The UNDP conducted its own survey of progress towards the MDGs in 30
countries in 2009. This revealed a wide variety of situations: some countries
(generally the better off, such as Bahrain) made virtually no use of the MDGs as a
way of measuring or motivating progress, but a large number had
integrated the MDGs (or often a locally-adapted version) into their own
Indeed, the “customisation” of the MDGs is a notable feature brought out by the
study. Of the 30 countries, 10 had added or modified goals. Thus, for example,
Albania, Iraq and Mongolia had added a goal on good governance and/or
fighting corruption. Armenia, Cambodia, Kyrgyzstan and Tajikistan had included
eight or nine years education for all children as a modification of Goal 2.
And Colombia and Mongolia had added relevant national infectious diseases to
Goal 6. Fifteen countries had added, expanded or modified targets, and no
fewer than 25 had added, expanded or modified indicators, for example
to reflect national poverty lines. Such steps imply at least a measure of local
ownership of the MDGs among a wide variety of countries.
What Lessons Might Be Drawn?
The MDGs appear to have been more influential than most other attempts
at international target-setting in the field of development, at least at the level of
international discourse. After 2015, any similar set of indicators should address
issues such as rights, inequality and connectivity—and perhaps wider global
public goods. Sets of indicators such as the MDGs should not be oversold as
some sort of magic bullet to accelerate the achievement of desirable targets.
All such achievements require hard work, commitment, and financial and human
resources.
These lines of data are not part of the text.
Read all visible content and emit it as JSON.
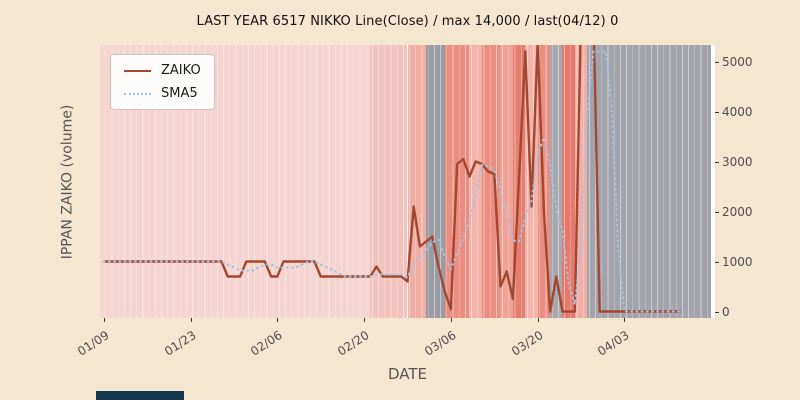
{
  "title": "LAST YEAR 6517 NIKKO Line(Close) / max 14,000 / last(04/12) 0",
  "xlabel": "DATE",
  "ylabel": "IPPAN ZAIKO (volume)",
  "legend": {
    "items": [
      {
        "label": "ZAIKO"
      },
      {
        "label": "SMA5"
      }
    ]
  },
  "chart_data": {
    "type": "line",
    "title": "LAST YEAR 6517 NIKKO Line(Close) / max 14,000 / last(04/12) 0",
    "xlabel": "DATE",
    "ylabel": "IPPAN ZAIKO (volume)",
    "x_ticks": [
      "01/09",
      "01/23",
      "02/06",
      "02/20",
      "03/06",
      "03/20",
      "04/03"
    ],
    "y_ticks": [
      0,
      1000,
      2000,
      3000,
      4000,
      5000
    ],
    "ylim": [
      -130,
      5330
    ],
    "xlim_days": [
      -0.6,
      98.6
    ],
    "grid": false,
    "legend_position": "upper-left",
    "stats": {
      "max_value": 14000,
      "last_date": "04/12",
      "last_value": 0
    },
    "series": [
      {
        "name": "ZAIKO",
        "color": "#a3472e",
        "style": "solid",
        "points": [
          [
            "01/09",
            1000
          ],
          [
            "01/26",
            1000
          ],
          [
            "01/28",
            1000
          ],
          [
            "01/29",
            700
          ],
          [
            "01/31",
            700
          ],
          [
            "02/01",
            1000
          ],
          [
            "02/02",
            1000
          ],
          [
            "02/04",
            1000
          ],
          [
            "02/05",
            700
          ],
          [
            "02/06",
            700
          ],
          [
            "02/07",
            1000
          ],
          [
            "02/12",
            1000
          ],
          [
            "02/13",
            700
          ],
          [
            "02/21",
            700
          ],
          [
            "02/22",
            900
          ],
          [
            "02/23",
            700
          ],
          [
            "02/26",
            700
          ],
          [
            "02/27",
            600
          ],
          [
            "02/28",
            2100
          ],
          [
            "03/01",
            1300
          ],
          [
            "03/03",
            1500
          ],
          [
            "03/04",
            900
          ],
          [
            "03/05",
            400
          ],
          [
            "03/06",
            50
          ],
          [
            "03/07",
            2950
          ],
          [
            "03/08",
            3050
          ],
          [
            "03/09",
            2700
          ],
          [
            "03/10",
            3000
          ],
          [
            "03/11",
            2950
          ],
          [
            "03/12",
            2800
          ],
          [
            "03/13",
            2750
          ],
          [
            "03/14",
            500
          ],
          [
            "03/15",
            800
          ],
          [
            "03/16",
            250
          ],
          [
            "03/17",
            2700
          ],
          [
            "03/18",
            5200
          ],
          [
            "03/19",
            2100
          ],
          [
            "03/20",
            5400
          ],
          [
            "03/21",
            2000
          ],
          [
            "03/22",
            0
          ],
          [
            "03/23",
            700
          ],
          [
            "03/24",
            0
          ],
          [
            "03/26",
            0
          ],
          [
            "03/27",
            6000
          ],
          [
            "03/28",
            14000
          ],
          [
            "03/29",
            6000
          ],
          [
            "03/30",
            0
          ],
          [
            "04/12",
            0
          ]
        ]
      },
      {
        "name": "SMA5",
        "color": "#9fc5e8",
        "style": "dotted",
        "derived_from": "ZAIKO",
        "window": 5
      }
    ],
    "bands": [
      {
        "from": "01/08",
        "to": "02/21",
        "color": "#f6d4cf"
      },
      {
        "from": "02/21",
        "to": "02/27",
        "color": "#f3c4bd"
      },
      {
        "from": "02/27",
        "to": "03/02",
        "color": "#efafa5"
      },
      {
        "from": "03/02",
        "to": "03/05",
        "color": "#9b9ba4"
      },
      {
        "from": "03/05",
        "to": "03/09",
        "color": "#e98e80"
      },
      {
        "from": "03/09",
        "to": "03/11",
        "color": "#f2b4ab"
      },
      {
        "from": "03/11",
        "to": "03/14",
        "color": "#e98e80"
      },
      {
        "from": "03/14",
        "to": "03/16",
        "color": "#efa295"
      },
      {
        "from": "03/16",
        "to": "03/18",
        "color": "#e47f71"
      },
      {
        "from": "03/18",
        "to": "03/20",
        "color": "#f2b4ab"
      },
      {
        "from": "03/20",
        "to": "03/22",
        "color": "#e98e80"
      },
      {
        "from": "03/22",
        "to": "03/24",
        "color": "#a7a7af"
      },
      {
        "from": "03/24",
        "to": "03/26",
        "color": "#e4796c"
      },
      {
        "from": "03/26",
        "to": "03/28",
        "color": "#f0b0a7"
      },
      {
        "from": "03/28",
        "to": "04/17",
        "color": "#a3a3ab"
      }
    ]
  }
}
But they can affect how people think, and over time that
influence may affect how people and institutions behave.
Fukuda-Parr, S. (2008). ‘Are the MDGs Priority in Development Strategies
and Aid Programmes? Only Few Are!’ IPC-IG Working Paper 48. Brasilia.
International Policy Centre for Inclusive Growth.
Manning, R. (2010). ‘The Impact and Design of the MDGs: Some Reflections’,
IDS Bulletin 41 (1): 7-14.
UNDP (2009). Beyond the Midpoint: Accelerating Support for MDG
Achievements. New York, United Nations Development Programme.